De nombreux rassemblements en soutien aux blessés de la manifestation de Sainte-Soline se sont organisés en France dans la soirée de jeudi, faisant ressurgir la question des violences policières.

La police a-t-elle fait un “usage immodéré” de la force à Sainte-Soline (Deux-Sèvres) samedi 25 mars ? Deux personnes ont été gravement blessées dans le cadre d'affrontements en marge de la mobilisation contre le projet de mégabassines. Préfecture et gendarmerie défendent une “riposte ciblée et proportionnée” face à un millier de manifestants “radicaux” dans deux rapports.
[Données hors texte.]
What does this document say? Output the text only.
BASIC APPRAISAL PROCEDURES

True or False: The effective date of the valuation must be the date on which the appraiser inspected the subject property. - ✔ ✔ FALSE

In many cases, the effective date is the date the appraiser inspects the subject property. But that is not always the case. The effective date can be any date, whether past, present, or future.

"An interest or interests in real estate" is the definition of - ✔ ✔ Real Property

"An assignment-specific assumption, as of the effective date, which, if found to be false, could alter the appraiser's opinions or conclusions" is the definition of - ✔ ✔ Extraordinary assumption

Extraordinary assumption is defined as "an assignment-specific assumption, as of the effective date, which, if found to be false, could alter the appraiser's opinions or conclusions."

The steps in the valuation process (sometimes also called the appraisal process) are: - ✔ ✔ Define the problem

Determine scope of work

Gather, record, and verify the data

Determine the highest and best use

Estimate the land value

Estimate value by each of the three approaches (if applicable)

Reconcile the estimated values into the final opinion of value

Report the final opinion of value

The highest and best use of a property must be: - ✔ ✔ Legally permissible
La Ligue des droits de l’homme dénonce au contraire “un usage immodéré” de la force. Les organisateurs ont compté près de 200 blessés, dont un éborgné et deux personnes dans le coma, sur les 30 000 participants (6 à 8000 selon les autorités). Jeudi, la Défenseure des droits, Claire Hédon, s’est saisie des cas des deux manifestants grièvement blessés "au regard de la gravité des blessures occasionnées, possiblement par des armes de force intermédiaire, dans un contexte de manifestations". Des manifestations se sont déroulées jeudi dans toute la France pour dénoncer les violences policières survenues à Sainte-Soline et la répression des manifestations contre les retraites.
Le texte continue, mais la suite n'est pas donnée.